Zaczerwienione oczy, suchy kaszel, katar i drapanie skóry – to typowe objawy alergii. Zanim jednak udasz się do lekarza, poobserwuj swoją pociechę. Zarówno małe, jak i duże dzieci mają tendencję do symulowania pewnych chorób. Dlaczego nasze pociechy udają alergię?
Symulowanie chorób u dzieci zaczyna się już w bardzo wczesnym dzieciństwie. Około trzeciego roku życia maluch jest na tyle sprytny, że potrafi zauważyć w jakich sytuacjach rodzice zajmują się nim bardziej troskliwie.
W tym wieku dziecko może bez problemu symulować kaszel, by zwrócić na siebie uwagę. Małe dzieci często czerpią przykłady ze starszego rodzeństwa.
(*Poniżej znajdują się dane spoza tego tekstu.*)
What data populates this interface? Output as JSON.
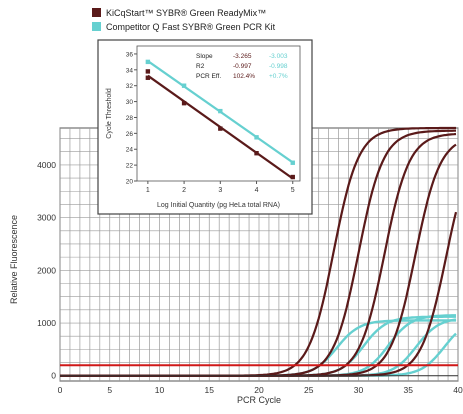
{
  "chart_data": [
    {
      "type": "line",
      "xlabel": "PCR Cycle",
      "ylabel": "Relative Fluorescence",
      "xlim": [
        0,
        40
      ],
      "ylim": [
        -100,
        4700
      ],
      "xticks": [
        0,
        5,
        10,
        15,
        20,
        25,
        30,
        35,
        40
      ],
      "yticks": [
        0,
        1000,
        2000,
        3000,
        4000
      ],
      "grid": true,
      "threshold": 200,
      "colors": {
        "brand": "#5a1a1a",
        "competitor": "#66d0d0",
        "threshold": "#d01818",
        "grid": "#9a9a9a"
      },
      "legend": {
        "placement": "top",
        "entries": [
          "KiCqStart™ SYBR® Green ReadyMix™",
          "Competitor Q Fast SYBR® Green PCR Kit"
        ]
      },
      "series": [
        {
          "name": "KiCqStart™ SYBR® Green ReadyMix™",
          "group": "brand",
          "midpoint": 27.5,
          "plateau": 4700
        },
        {
          "name": "KiCqStart™ SYBR® Green ReadyMix™",
          "group": "brand",
          "midpoint": 30.0,
          "plateau": 4650
        },
        {
          "name": "KiCqStart™ SYBR® Green ReadyMix™",
          "group": "brand",
          "midpoint": 32.6,
          "plateau": 4600
        },
        {
          "name": "KiCqStart™ SYBR® Green ReadyMix™",
          "group": "brand",
          "midpoint": 35.7,
          "plateau": 4550
        },
        {
          "name": "KiCqStart™ SYBR® Green ReadyMix™",
          "group": "brand",
          "midpoint": 38.8,
          "plateau": 4500
        },
        {
          "name": "Competitor Q Fast SYBR® Green PCR Kit",
          "group": "competitor",
          "midpoint": 27.8,
          "plateau": 1050
        },
        {
          "name": "Competitor Q Fast SYBR® Green PCR Kit",
          "group": "competitor",
          "midpoint": 30.5,
          "plateau": 1120
        },
        {
          "name": "Competitor Q Fast SYBR® Green PCR Kit",
          "group": "competitor",
          "midpoint": 33.0,
          "plateau": 1150
        },
        {
          "name": "Competitor Q Fast SYBR® Green PCR Kit",
          "group": "competitor",
          "midpoint": 35.8,
          "plateau": 1100
        },
        {
          "name": "Competitor Q Fast SYBR® Green PCR Kit",
          "group": "competitor",
          "midpoint": 38.6,
          "plateau": 1080
        }
      ]
    },
    {
      "type": "scatter",
      "xlabel": "Log Initial Quantity (pg HeLa total RNA)",
      "ylabel": "Cycle Threshold",
      "xlim": [
        0.7,
        5.2
      ],
      "ylim": [
        20,
        37
      ],
      "xticks": [
        1,
        2,
        3,
        4,
        5
      ],
      "yticks": [
        20,
        22,
        24,
        26,
        28,
        30,
        32,
        34,
        36
      ],
      "stats": {
        "labels": [
          "Slope",
          "R2",
          "PCR Eff."
        ],
        "brand": [
          "-3.265",
          "-0.997",
          "102.4%"
        ],
        "competitor": [
          "-3.003",
          "-0.998",
          "+0.7%"
        ]
      },
      "series": [
        {
          "name": "KiCqStart™ SYBR® Green ReadyMix™",
          "group": "brand",
          "x": [
            1,
            1,
            2,
            3,
            4,
            5
          ],
          "y": [
            33.8,
            33.0,
            29.8,
            26.6,
            23.5,
            20.5
          ]
        },
        {
          "name": "Competitor Q Fast SYBR® Green PCR Kit",
          "group": "competitor",
          "x": [
            1,
            2,
            3,
            4,
            5
          ],
          "y": [
            35.0,
            32.0,
            28.8,
            25.5,
            22.3
          ]
        }
      ]
    }
  ]
}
Jeśli w domu jest alergik lub astmatyk, dziecko może na zasadzie naśladownictwa powtarzać jego objawy: kaszleć, udawać katarek, drapać się po rączkach zostawiając czerwone ślady, a nawet udawać duszności.
Wszystko z powodu zazdrości o uwagę rodziców i chęć zaskarbienia sobie ich wyłącznej opieki.
Bunt nastolatków
Starsze dzieci mają swoje powody, by udawać
alergię. Jednym z najczęstszych powodów jest chęć kilkudniowego odpoczynku od szkoły lub zwolnienie z lekcji wychowania fizycznego.
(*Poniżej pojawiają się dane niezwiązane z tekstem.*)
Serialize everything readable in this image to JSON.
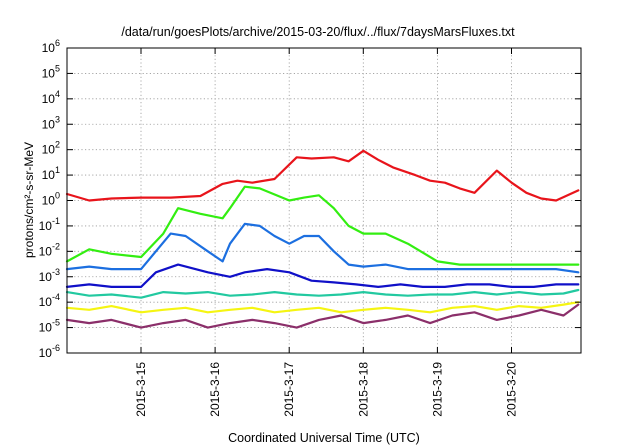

Młodzież jest bardziej pomysłowa i dokładna w symulowaniu ataków alergii. Bardzo często nastolatki przygotowują się do tego zadania szukając w internecie informacji, jak wywołać poszczególne objawy: zaczerwienione oczy, wysypkę, lejący się katar czy duszności i kaszel.
Niestety tym samym igrają z własnym zdrowiem i mogą doprowadzić do innych powikłań
Patrzcie tylko na mnie
Kiedy chore na alergię dziecko zaczyna symulować objawy, mamy do czynienia z najgorszą z możliwych sytuacji. Alergik dobrze wie, że rodzice otaczają go większą opieką i pozwalają na więcej, gdy tylko nadchodzą ataki choroby. Wykorzystuje to, by uzyskać ich uwagę, wymusić swoje racje.
Rodzice zazwyczaj poddają się tej sugestii, w obawie o zdrowie swojej pociechy lub tak mocno uodporniają się na symulowane ataki choroby, że przestają zwracać uwagę także na te prawdziwe. Takie histeryczne ataki choroby nie są groźne, o ile rodzice nie dadzą się im ponieść.
Za każdą udawaną alergią stoi jakiś powód. Warto rozmawiać z dzieckiem o jego problemach i lękach oraz poświęcać mu jak najwięcej uwagi. A jaki jest najlepszy sposób na symulantów? To lek placebo (np. pusty inhalator) lub zupełne odwrócenie uwagi od nagłego ataku alergii.